DeJuan brings his right foot underneath him, and as he gathers himself to jump (with an unusually wide base) Green and Durant have reacted to the pass. Both turn toward DeJuan as they move to defend. Green even gets his right hand up as he jumps to contest the shot. But Blair is too quick. From a position directly even with the bucket, he leaps out diagonally away from the baseline and toward the hoop, turning slowly in his jump and using both hands to dunk right at the front of the rim, traveling past and inside Green, who moves harmlessly by. Blair finishes his dunk with his right leg parallel to the court and pulls himself up toward the rim before letting go and dropping straight down. Two points: Spurs.
So, you may ask, "What, if anything, do we learn from this exercise?" Well, to begin with, we don't have to learn anything. A sunset is beautiful and inspiring even if nothing in particular is gathered by the intellect from watching as the rotation of the earth spins the sun out of sight, and the colors of the clouds and the sky change moment by moment. But still, I find that there's a thing or two to take away from analyzing this play.
First, Manu's still quite slippery with the ball in his hands. Those in attendance have said that he doesn't seem to have his full burst back yet. But he's still quick enough to use his guile to beat all five defenders in a single play. He loses his man, drives past Krstic with a fake, and draws the other three defenders off their men before dropping a dime on his teammate closest to the basket.
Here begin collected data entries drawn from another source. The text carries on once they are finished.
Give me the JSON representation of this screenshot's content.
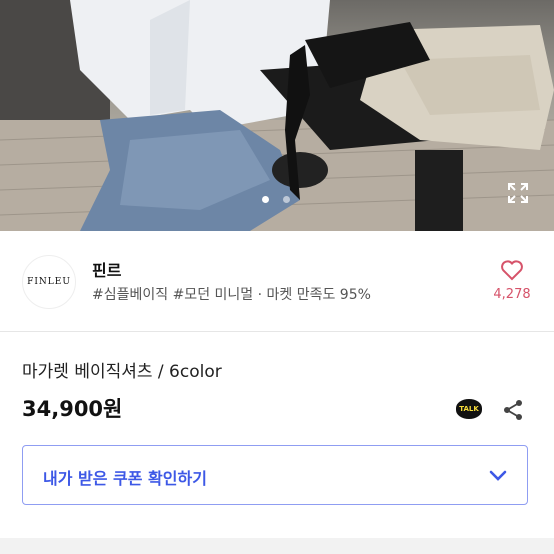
{
  "shop": {
    "logo_text": "FINLEU",
    "name": "핀르",
    "tags": "#심플베이직 #모던 미니멀 · 마켓 만족도 95%",
    "likes": "4,278"
  },
  "product": {
    "title": "마가렛 베이직셔츠 / 6color",
    "price": "34,900원",
    "talk_label": "TALK"
  },
  "coupon": {
    "label": "내가 받은 쿠폰 확인하기"
  },
  "carousel": {
    "active_index": 0,
    "total": 2
  },
  "icons": [
    "expand-icon",
    "heart-icon",
    "kakao-talk-icon",
    "share-icon",
    "chevron-down-icon"
  ],
  "colors": {
    "accent": "#3d58e6",
    "like": "#d6536a",
    "coupon_border": "#8f9df2"
  }
}
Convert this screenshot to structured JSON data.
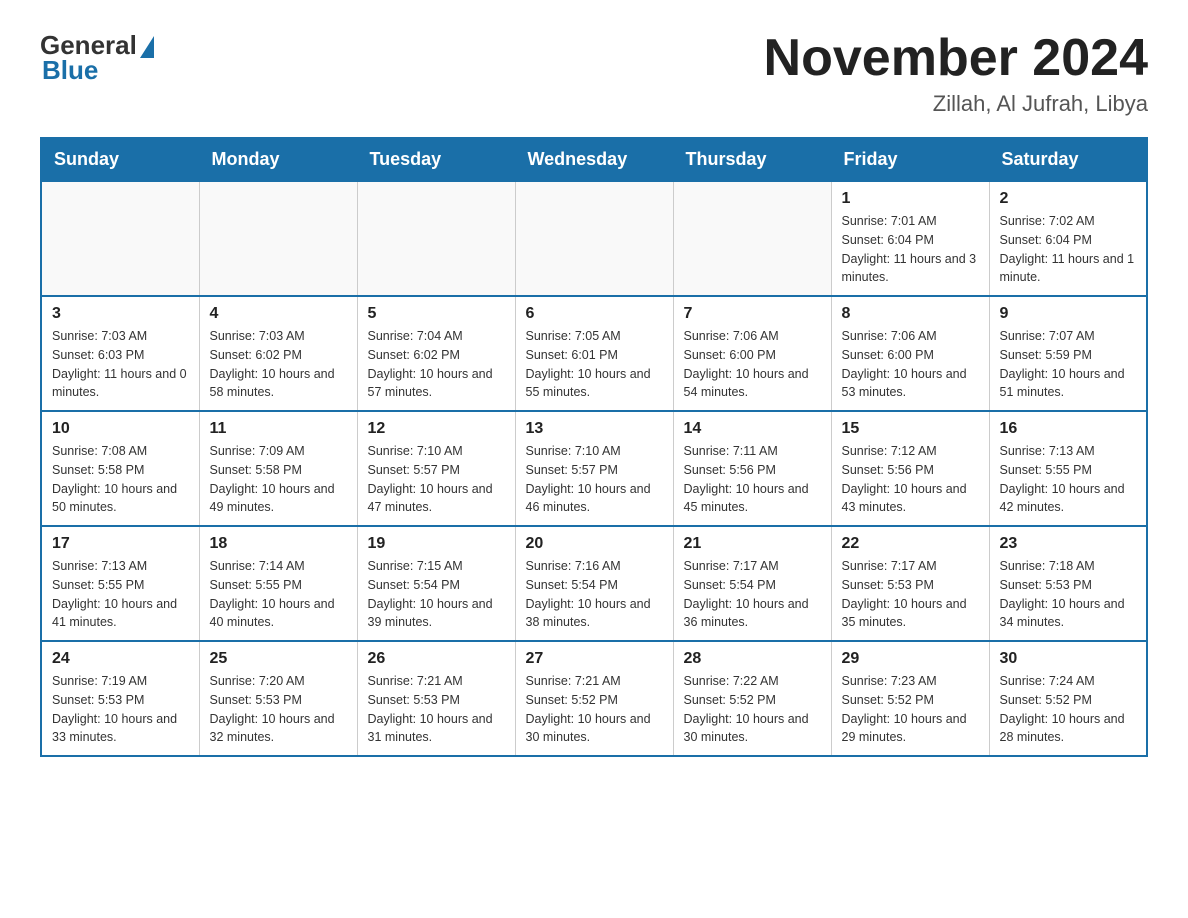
{
  "header": {
    "logo_general": "General",
    "logo_blue": "Blue",
    "month_title": "November 2024",
    "location": "Zillah, Al Jufrah, Libya"
  },
  "weekdays": [
    "Sunday",
    "Monday",
    "Tuesday",
    "Wednesday",
    "Thursday",
    "Friday",
    "Saturday"
  ],
  "weeks": [
    [
      {
        "day": "",
        "sunrise": "",
        "sunset": "",
        "daylight": ""
      },
      {
        "day": "",
        "sunrise": "",
        "sunset": "",
        "daylight": ""
      },
      {
        "day": "",
        "sunrise": "",
        "sunset": "",
        "daylight": ""
      },
      {
        "day": "",
        "sunrise": "",
        "sunset": "",
        "daylight": ""
      },
      {
        "day": "",
        "sunrise": "",
        "sunset": "",
        "daylight": ""
      },
      {
        "day": "1",
        "sunrise": "Sunrise: 7:01 AM",
        "sunset": "Sunset: 6:04 PM",
        "daylight": "Daylight: 11 hours and 3 minutes."
      },
      {
        "day": "2",
        "sunrise": "Sunrise: 7:02 AM",
        "sunset": "Sunset: 6:04 PM",
        "daylight": "Daylight: 11 hours and 1 minute."
      }
    ],
    [
      {
        "day": "3",
        "sunrise": "Sunrise: 7:03 AM",
        "sunset": "Sunset: 6:03 PM",
        "daylight": "Daylight: 11 hours and 0 minutes."
      },
      {
        "day": "4",
        "sunrise": "Sunrise: 7:03 AM",
        "sunset": "Sunset: 6:02 PM",
        "daylight": "Daylight: 10 hours and 58 minutes."
      },
      {
        "day": "5",
        "sunrise": "Sunrise: 7:04 AM",
        "sunset": "Sunset: 6:02 PM",
        "daylight": "Daylight: 10 hours and 57 minutes."
      },
      {
        "day": "6",
        "sunrise": "Sunrise: 7:05 AM",
        "sunset": "Sunset: 6:01 PM",
        "daylight": "Daylight: 10 hours and 55 minutes."
      },
      {
        "day": "7",
        "sunrise": "Sunrise: 7:06 AM",
        "sunset": "Sunset: 6:00 PM",
        "daylight": "Daylight: 10 hours and 54 minutes."
      },
      {
        "day": "8",
        "sunrise": "Sunrise: 7:06 AM",
        "sunset": "Sunset: 6:00 PM",
        "daylight": "Daylight: 10 hours and 53 minutes."
      },
      {
        "day": "9",
        "sunrise": "Sunrise: 7:07 AM",
        "sunset": "Sunset: 5:59 PM",
        "daylight": "Daylight: 10 hours and 51 minutes."
      }
    ],
    [
      {
        "day": "10",
        "sunrise": "Sunrise: 7:08 AM",
        "sunset": "Sunset: 5:58 PM",
        "daylight": "Daylight: 10 hours and 50 minutes."
      },
      {
        "day": "11",
        "sunrise": "Sunrise: 7:09 AM",
        "sunset": "Sunset: 5:58 PM",
        "daylight": "Daylight: 10 hours and 49 minutes."
      },
      {
        "day": "12",
        "sunrise": "Sunrise: 7:10 AM",
        "sunset": "Sunset: 5:57 PM",
        "daylight": "Daylight: 10 hours and 47 minutes."
      },
      {
        "day": "13",
        "sunrise": "Sunrise: 7:10 AM",
        "sunset": "Sunset: 5:57 PM",
        "daylight": "Daylight: 10 hours and 46 minutes."
      },
      {
        "day": "14",
        "sunrise": "Sunrise: 7:11 AM",
        "sunset": "Sunset: 5:56 PM",
        "daylight": "Daylight: 10 hours and 45 minutes."
      },
      {
        "day": "15",
        "sunrise": "Sunrise: 7:12 AM",
        "sunset": "Sunset: 5:56 PM",
        "daylight": "Daylight: 10 hours and 43 minutes."
      },
      {
        "day": "16",
        "sunrise": "Sunrise: 7:13 AM",
        "sunset": "Sunset: 5:55 PM",
        "daylight": "Daylight: 10 hours and 42 minutes."
      }
    ],
    [
      {
        "day": "17",
        "sunrise": "Sunrise: 7:13 AM",
        "sunset": "Sunset: 5:55 PM",
        "daylight": "Daylight: 10 hours and 41 minutes."
      },
      {
        "day": "18",
        "sunrise": "Sunrise: 7:14 AM",
        "sunset": "Sunset: 5:55 PM",
        "daylight": "Daylight: 10 hours and 40 minutes."
      },
      {
        "day": "19",
        "sunrise": "Sunrise: 7:15 AM",
        "sunset": "Sunset: 5:54 PM",
        "daylight": "Daylight: 10 hours and 39 minutes."
      },
      {
        "day": "20",
        "sunrise": "Sunrise: 7:16 AM",
        "sunset": "Sunset: 5:54 PM",
        "daylight": "Daylight: 10 hours and 38 minutes."
      },
      {
        "day": "21",
        "sunrise": "Sunrise: 7:17 AM",
        "sunset": "Sunset: 5:54 PM",
        "daylight": "Daylight: 10 hours and 36 minutes."
      },
      {
        "day": "22",
        "sunrise": "Sunrise: 7:17 AM",
        "sunset": "Sunset: 5:53 PM",
        "daylight": "Daylight: 10 hours and 35 minutes."
      },
      {
        "day": "23",
        "sunrise": "Sunrise: 7:18 AM",
        "sunset": "Sunset: 5:53 PM",
        "daylight": "Daylight: 10 hours and 34 minutes."
      }
    ],
    [
      {
        "day": "24",
        "sunrise": "Sunrise: 7:19 AM",
        "sunset": "Sunset: 5:53 PM",
        "daylight": "Daylight: 10 hours and 33 minutes."
      },
      {
        "day": "25",
        "sunrise": "Sunrise: 7:20 AM",
        "sunset": "Sunset: 5:53 PM",
        "daylight": "Daylight: 10 hours and 32 minutes."
      },
      {
        "day": "26",
        "sunrise": "Sunrise: 7:21 AM",
        "sunset": "Sunset: 5:53 PM",
        "daylight": "Daylight: 10 hours and 31 minutes."
      },
      {
        "day": "27",
        "sunrise": "Sunrise: 7:21 AM",
        "sunset": "Sunset: 5:52 PM",
        "daylight": "Daylight: 10 hours and 30 minutes."
      },
      {
        "day": "28",
        "sunrise": "Sunrise: 7:22 AM",
        "sunset": "Sunset: 5:52 PM",
        "daylight": "Daylight: 10 hours and 30 minutes."
      },
      {
        "day": "29",
        "sunrise": "Sunrise: 7:23 AM",
        "sunset": "Sunset: 5:52 PM",
        "daylight": "Daylight: 10 hours and 29 minutes."
      },
      {
        "day": "30",
        "sunrise": "Sunrise: 7:24 AM",
        "sunset": "Sunset: 5:52 PM",
        "daylight": "Daylight: 10 hours and 28 minutes."
      }
    ]
  ]
}
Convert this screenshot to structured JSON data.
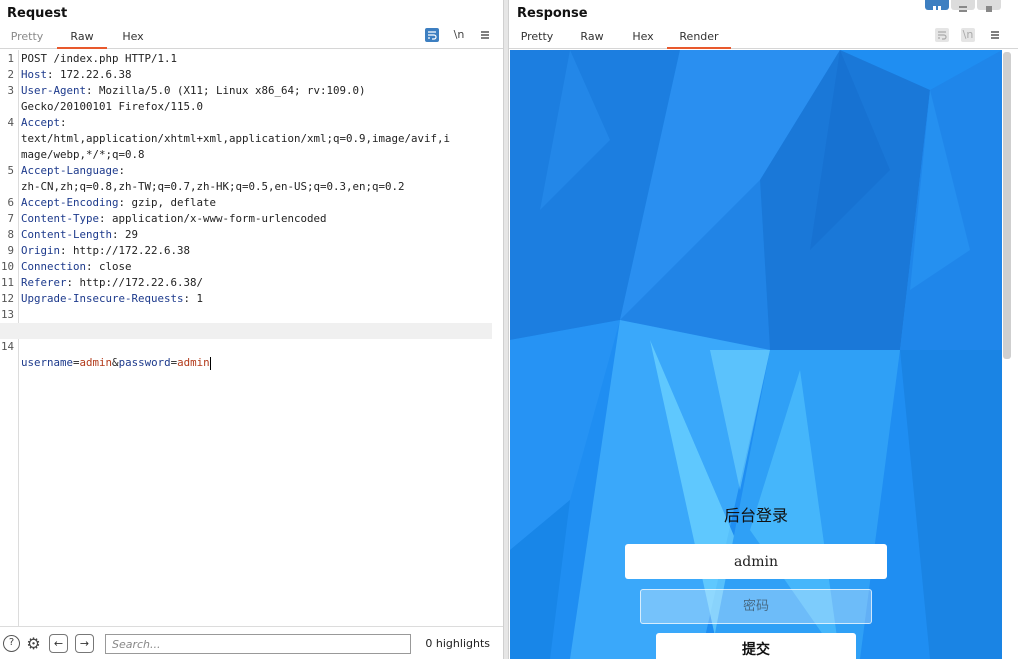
{
  "request": {
    "title": "Request",
    "tabs": [
      {
        "label": "Pretty",
        "dim": true
      },
      {
        "label": "Raw",
        "active": true
      },
      {
        "label": "Hex"
      }
    ],
    "tool_icons": [
      "wrap-lines-icon",
      "newline-toggle-icon",
      "menu-icon"
    ],
    "newline_glyph": "\\n",
    "lines": [
      {
        "n": "1",
        "plain": "POST /index.php HTTP/1.1"
      },
      {
        "n": "2",
        "name": "Host",
        "value": ": 172.22.6.38"
      },
      {
        "n": "3",
        "name": "User-Agent",
        "value": ": Mozilla/5.0 (X11; Linux x86_64; rv:109.0)"
      },
      {
        "n": "",
        "plain": "Gecko/20100101 Firefox/115.0"
      },
      {
        "n": "4",
        "name": "Accept",
        "value": ":"
      },
      {
        "n": "",
        "plain": "text/html,application/xhtml+xml,application/xml;q=0.9,image/avif,i"
      },
      {
        "n": "",
        "plain": "mage/webp,*/*;q=0.8"
      },
      {
        "n": "5",
        "name": "Accept-Language",
        "value": ":"
      },
      {
        "n": "",
        "plain": "zh-CN,zh;q=0.8,zh-TW;q=0.7,zh-HK;q=0.5,en-US;q=0.3,en;q=0.2"
      },
      {
        "n": "6",
        "name": "Accept-Encoding",
        "value": ": gzip, deflate"
      },
      {
        "n": "7",
        "name": "Content-Type",
        "value": ": application/x-www-form-urlencoded"
      },
      {
        "n": "8",
        "name": "Content-Length",
        "value": ": 29"
      },
      {
        "n": "9",
        "name": "Origin",
        "value": ": http://172.22.6.38"
      },
      {
        "n": "10",
        "name": "Connection",
        "value": ": close"
      },
      {
        "n": "11",
        "name": "Referer",
        "value": ": http://172.22.6.38/"
      },
      {
        "n": "12",
        "name": "Upgrade-Insecure-Requests",
        "value": ": 1"
      },
      {
        "n": "13",
        "plain": ""
      }
    ],
    "body_line": {
      "n": "14",
      "k1": "username",
      "eq1": "=",
      "v1": "admin",
      "amp": "&",
      "k2": "password",
      "eq2": "=",
      "v2": "admin"
    },
    "bottom": {
      "search_placeholder": "Search...",
      "highlights": "0 highlights",
      "help_glyph": "?",
      "settings_glyph": "⚙",
      "back_glyph": "←",
      "forward_glyph": "→"
    }
  },
  "response": {
    "title": "Response",
    "tabs": [
      {
        "label": "Pretty"
      },
      {
        "label": "Raw"
      },
      {
        "label": "Hex"
      },
      {
        "label": "Render",
        "active": true
      }
    ],
    "newline_glyph": "\\n",
    "render": {
      "heading": "后台登录",
      "username_value": "admin",
      "password_placeholder": "密码",
      "submit_label": "提交"
    }
  },
  "colors": {
    "accent_tab": "#e8592d",
    "header_name": "#1d3a8c",
    "param_value": "#b23a1a",
    "render_bg": "#1e8cf0",
    "layout_active": "#3d7fc1"
  }
}
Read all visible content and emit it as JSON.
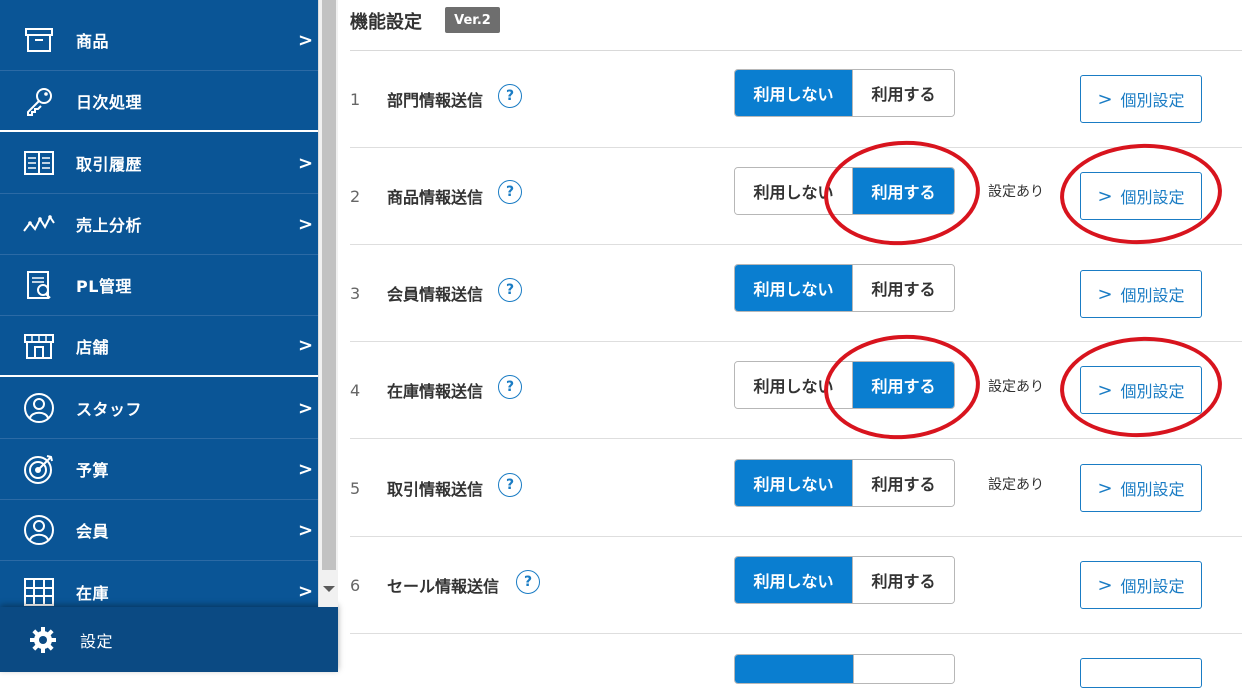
{
  "sidebar": {
    "items": [
      {
        "label": "商品",
        "icon": "box-icon",
        "chevron": true
      },
      {
        "label": "日次処理",
        "icon": "key-icon",
        "chevron": false
      },
      {
        "label": "取引履歴",
        "icon": "ledger-icon",
        "chevron": true
      },
      {
        "label": "売上分析",
        "icon": "trend-line-icon",
        "chevron": true
      },
      {
        "label": "PL管理",
        "icon": "report-icon",
        "chevron": false
      },
      {
        "label": "店舗",
        "icon": "store-icon",
        "chevron": true
      },
      {
        "label": "スタッフ",
        "icon": "staff-icon",
        "chevron": true
      },
      {
        "label": "予算",
        "icon": "target-icon",
        "chevron": true
      },
      {
        "label": "会員",
        "icon": "member-icon",
        "chevron": true
      },
      {
        "label": "在庫",
        "icon": "inventory-icon",
        "chevron": true
      }
    ],
    "chevron_glyph": ">",
    "settings": {
      "label": "設定",
      "icon": "gear-icon"
    }
  },
  "main": {
    "title": "機能設定",
    "version_badge": "Ver.2",
    "help_glyph": "?",
    "toggle_labels": {
      "off": "利用しない",
      "on": "利用する"
    },
    "individual_button_label": "個別設定",
    "individual_button_chevron": ">",
    "rows": [
      {
        "num": "1",
        "name": "部門情報送信",
        "selected": "off",
        "status": ""
      },
      {
        "num": "2",
        "name": "商品情報送信",
        "selected": "on",
        "status": "設定あり"
      },
      {
        "num": "3",
        "name": "会員情報送信",
        "selected": "off",
        "status": ""
      },
      {
        "num": "4",
        "name": "在庫情報送信",
        "selected": "on",
        "status": "設定あり"
      },
      {
        "num": "5",
        "name": "取引情報送信",
        "selected": "off",
        "status": "設定あり"
      },
      {
        "num": "6",
        "name": "セール情報送信",
        "selected": "off",
        "status": ""
      }
    ]
  },
  "colors": {
    "sidebar_bg": "#0a5596",
    "active_toggle": "#0a7ed0",
    "link_blue": "#1a7cc4",
    "highlight_red": "#d8141e"
  }
}
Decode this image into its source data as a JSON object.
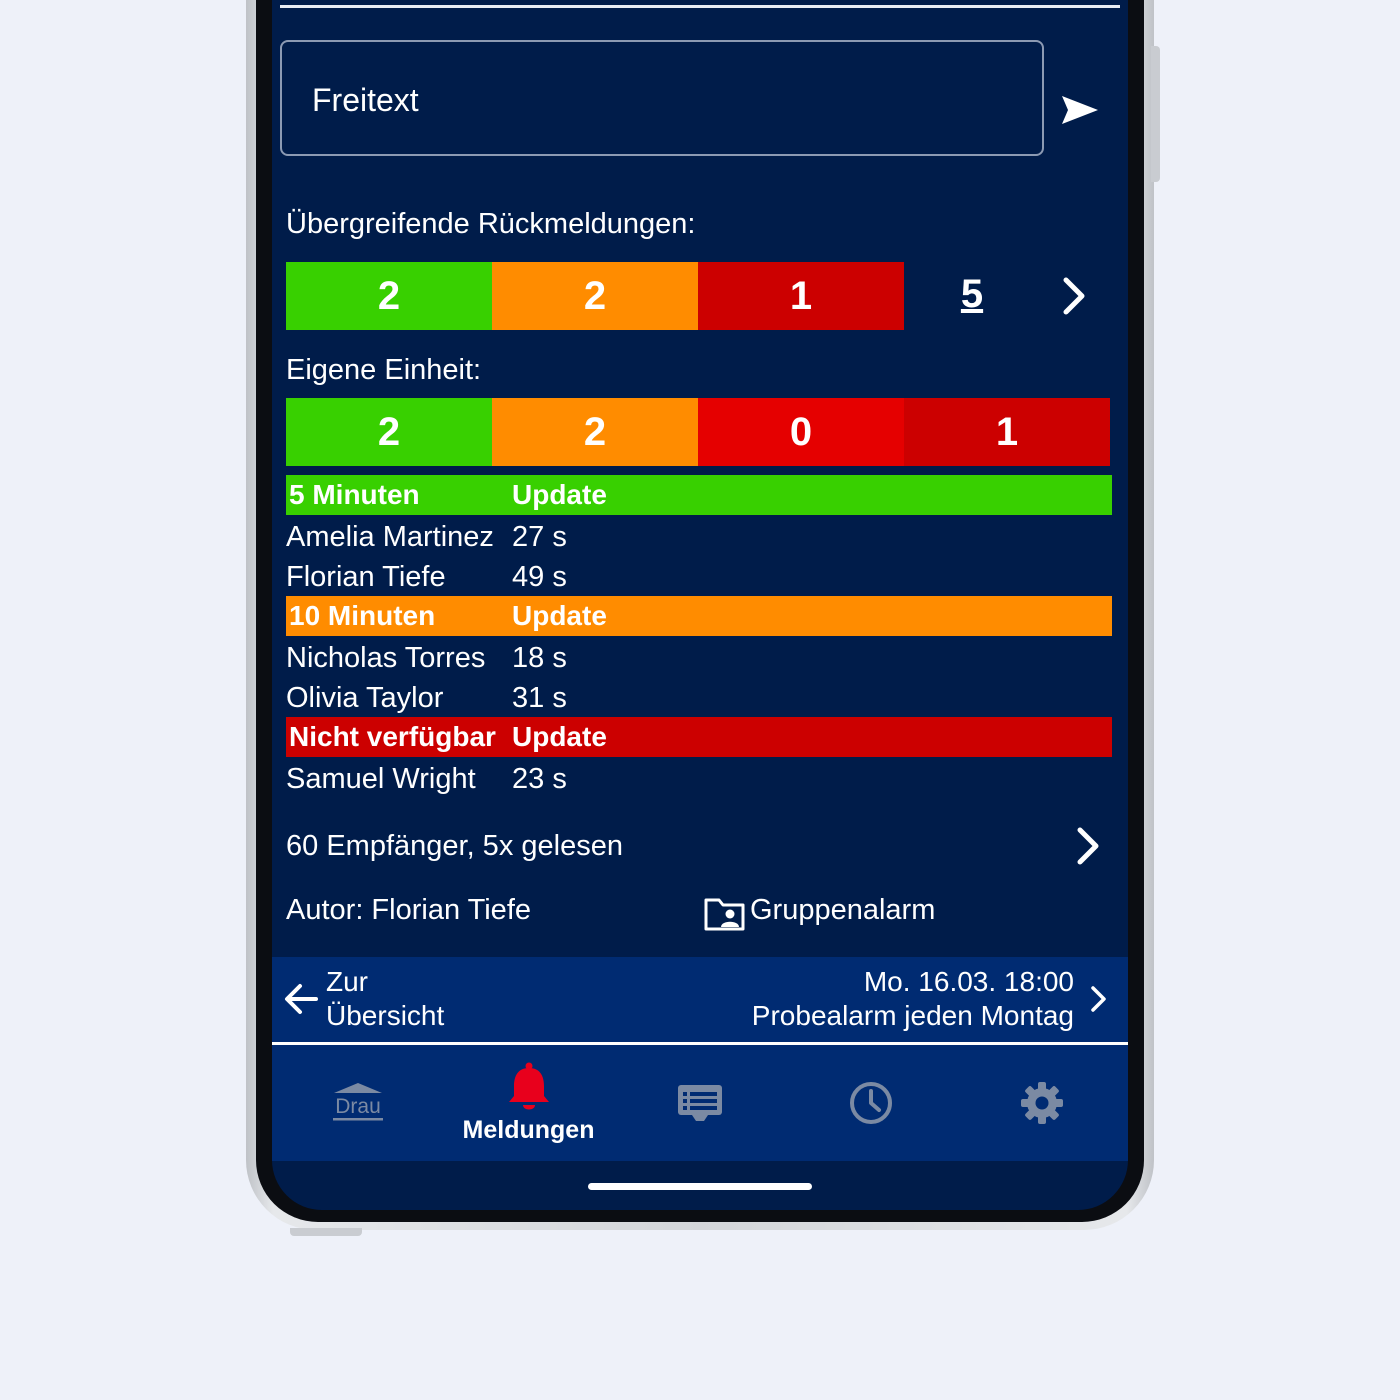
{
  "freitext": {
    "placeholder": "Freitext"
  },
  "overall": {
    "label": "Übergreifende Rückmeldungen:",
    "counts": [
      "2",
      "2",
      "1"
    ],
    "total": "5"
  },
  "own_unit": {
    "label": "Eigene Einheit:",
    "counts": [
      "2",
      "2",
      "0",
      "1"
    ]
  },
  "groups": [
    {
      "name": "5 Minuten",
      "update": "Update",
      "color": "#38d000",
      "people": [
        {
          "name": "Amelia Martinez",
          "time": "27 s"
        },
        {
          "name": "Florian Tiefe",
          "time": "49 s"
        }
      ]
    },
    {
      "name": "10 Minuten",
      "update": "Update",
      "color": "#ff8c00",
      "people": [
        {
          "name": "Nicholas Torres",
          "time": "18 s"
        },
        {
          "name": "Olivia Taylor",
          "time": "31 s"
        }
      ]
    },
    {
      "name": "Nicht verfügbar",
      "update": "Update",
      "color": "#cc0000",
      "people": [
        {
          "name": "Samuel Wright",
          "time": "23 s"
        }
      ]
    }
  ],
  "recipients": "60 Empfänger, 5x gelesen",
  "author": "Autor: Florian Tiefe",
  "category": "Gruppenalarm",
  "nav": {
    "back_line1": "Zur",
    "back_line2": "Übersicht",
    "next_date": "Mo. 16.03. 18:00",
    "next_title": "Probealarm jeden Montag"
  },
  "tabs": [
    {
      "icon": "drau-logo-icon",
      "label": "Drau"
    },
    {
      "icon": "bell-icon",
      "label": "Meldungen",
      "active": true,
      "active_color": "#e8001c"
    },
    {
      "icon": "message-list-icon",
      "label": ""
    },
    {
      "icon": "clock-icon",
      "label": ""
    },
    {
      "icon": "gear-icon",
      "label": ""
    }
  ],
  "colors": {
    "background": "#001c4a",
    "nav_background": "#002b72",
    "green": "#38d000",
    "orange": "#ff8c00",
    "red": "#e50000",
    "dark_red": "#cc0000",
    "inactive_icon": "#7b8aa3"
  }
}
This is impressive even if he uses a pick to do it. Both Hill and Bogans are wide open too, and aside from Westbrook (seriously, someone tell me what he's doing) every one of the Thunder players is running at him when he makes his slick pass to Blair.
Second, Blair is quick off his feet. He doesn't have Dwight Howard's fatal flaw (that showed up so often in last season's Finals) of bringing the ball down and/or dribbling once before making his move to the bucket. The 20-year-old was in position out of the lane (no 3 second violation possible) and moved to snag the pass and get up to throw it down in a flash. Of course it helped that his man had left him, but how many times in the past have we seen Manu or Tony drop a sweet pass into someone on the block who only managed a weak lay-up attempt because of fear of being blocked by a defender coming back to them? Blair was ready for the pass and flushed it as soon as he had it. Can finish at the rim: just one more box checked for the rookie.
And that's all I have in this, the first installment of A PtR Moment, where I choose a play, describe it to death and wring every last bit of enjoyment out of it -- unless you're like me and find that in tearing something apart, you know it better and appreciate it all the more.